On Tuesday, former ESPN analyst Amin Elhassan took a shot at NBA uber-insider Adrian Wojnarowski, one of ESPN’s biggest stars, for his take on the dust-up.

We can only imagine the run at the grocery store on beer and potato chips as the country prepares for Keith Olbermann’s thoughts.

ESPN removes Rachel Nichols from a prominent NBA assignment

The New York Times story about Rachel Nichols and Maria Taylor revealed internal bickering at ESPN. | Getty Images
The New York Times story about Rachel Nichols and Maria Taylor revealed internal bickering at ESPN. | Getty Images

Just hours before Game 1 of the NBA Finals on sister network ABC, ESPN announced that Malika Andrews was replacing Rachel Nichols as its sideline reporter. The disclosure came after 48 hours of strife over the New York Times revealing details of a personal conversation in which Nichols questioned whether the network gave Taylor a coveted assignment to atone for a “crappy longtime record on diversity.”

The video captured by a camera that Nichols did not realize was live while she had a phone conversation with a friend, was nearly a year old. It did not result in public rebuke or demotion by ESPN at the time. The newspaper’s highly detailed story reignited the issue, and Nichols apologized on Monday.

ESPN is no longer dealing with just Rachel Nichols vs. Maria Taylor

The NYT story detailed the tense atmosphere inside ESPN, including Taylor’s refusal to work with Nichols and how other staffers were taking sides. Probably most eye-catching was the paper reporting that Wojnarowski had called Nichols a “bad teammate.”

Wojnarowski is one of the handful of reporters who break the important NBA stories. You can’t do that without making knowledgeable friends along the way, but some of his “Woj bomb” exclusives have undoubtedly made him enemies along the way.

So, seeing Wojnarowki’s name tied to a controversy was comparable to sharks smelling blood in the water.

Amin Elhassan, who left his ESPN role as an analyst in January, went after Wojnarowski hard on The Dan Le Batard Show with Stugotz, alternating between dishing profanity and dishing dirt.

“This guy is going to call someone a bad teammate?
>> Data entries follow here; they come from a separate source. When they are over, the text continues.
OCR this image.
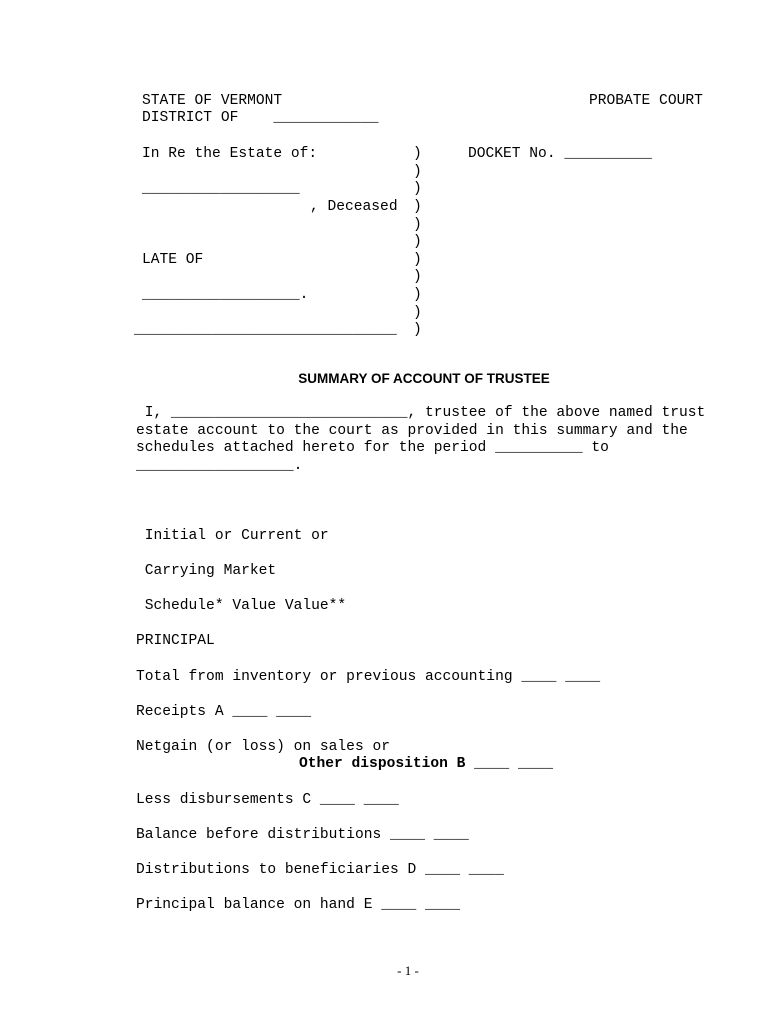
STATE OF VERMONT	PROBATE COURT
DISTRICT OF    ____________
In Re the Estate of:	DOCKET No. __________
__________________
, Deceased
LATE OF
__________________.
______________________________
)
)
)
)
)
)
)
)
)
)
)
SUMMARY OF ACCOUNT OF TRUSTEE
I, ___________________________, trustee of the above named trust
estate account to the court as provided in this summary and the
schedules attached hereto for the period __________ to
__________________.
Initial or Current or
Carrying Market
Schedule* Value Value**
PRINCIPAL
Total from inventory or previous accounting ____ ____
Receipts A ____ ____
Netgain (or loss) on sales or
Other disposition B ____ ____
Less disbursements C ____ ____
Balance before distributions ____ ____
Distributions to beneficiaries D ____ ____
Principal balance on hand E ____ ____
- 1 -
For real? For real?” Elhassan asked Le Batard, another former ESPN employee. “Do we want to talk about the Black careers that he put a foot on because he was threatened by? Do we want to talk about that? Do you wanna talk about the newsbreakers … of diverse backgrounds, who have (a) rapport with players that Adrian doesn’t have?

Elhassan asserted that Wojnarowski’s sources are primarily assistant coaches, team executives, and low-level support personnel.

“But he can’t talk to LeBron, and he can’t talk to Chris Paul or Damian Lillard or some of these other guys,” he added. “He doesn’t have that rapport with them.”

The reference to LeBron James is an interesting point

Elhassan’s suggestion that ESPN’s Wojnarowski lacks access to James is interesting. In 2011, when Wojnarowski worked for Yahoo! Sports, Larry Brown Sports wrote that the reporter had a goal “to portray LeBron James negatively whenever possible.”

The website pointed to the way he treated James’ role in a specific playoff game as evidence that “Wojnarowski likely has a bias against LeBron James because he’s not in ‘LeBron’s camp.’ Several writers portray their sources in positive light and anyone else they can’t get inside information on either negatively, or evenly. Why is that? Because they rely on sources for information, and having exclusive information is what gives a reporter value.

“Four days before LeBron announced he was going to Miami, Wojnarowski wrote that LeBron had decided to stay in Cleveland. His inability to get coveted information on the most important player in the NBA no doubt contributes to his biased agenda.”

On the other hand, Wojnarowski drew widespread support from NBA players in July 2020 after ESPN suspended him for an intemperate response to U.S. Sen. Josh Hawley’s criticism of the NBA’s relationship with China in the context of unrest in Hong Kong.

James tweeted “#FreeWOJ” and an emoji of bumping white and black fists.

The fact that James had previously declined to come out in support of Hing Kong’s citizens in the face of a crackdown by Chinese authorities but showed support for Wojnarowski in a blowup set off by the international drama left observers wondering if the player and reporter now had a solid working relationship.

Even if that’s not the case, whatever relationship they do have almost certainly is better than the one between Nichols and Taylor.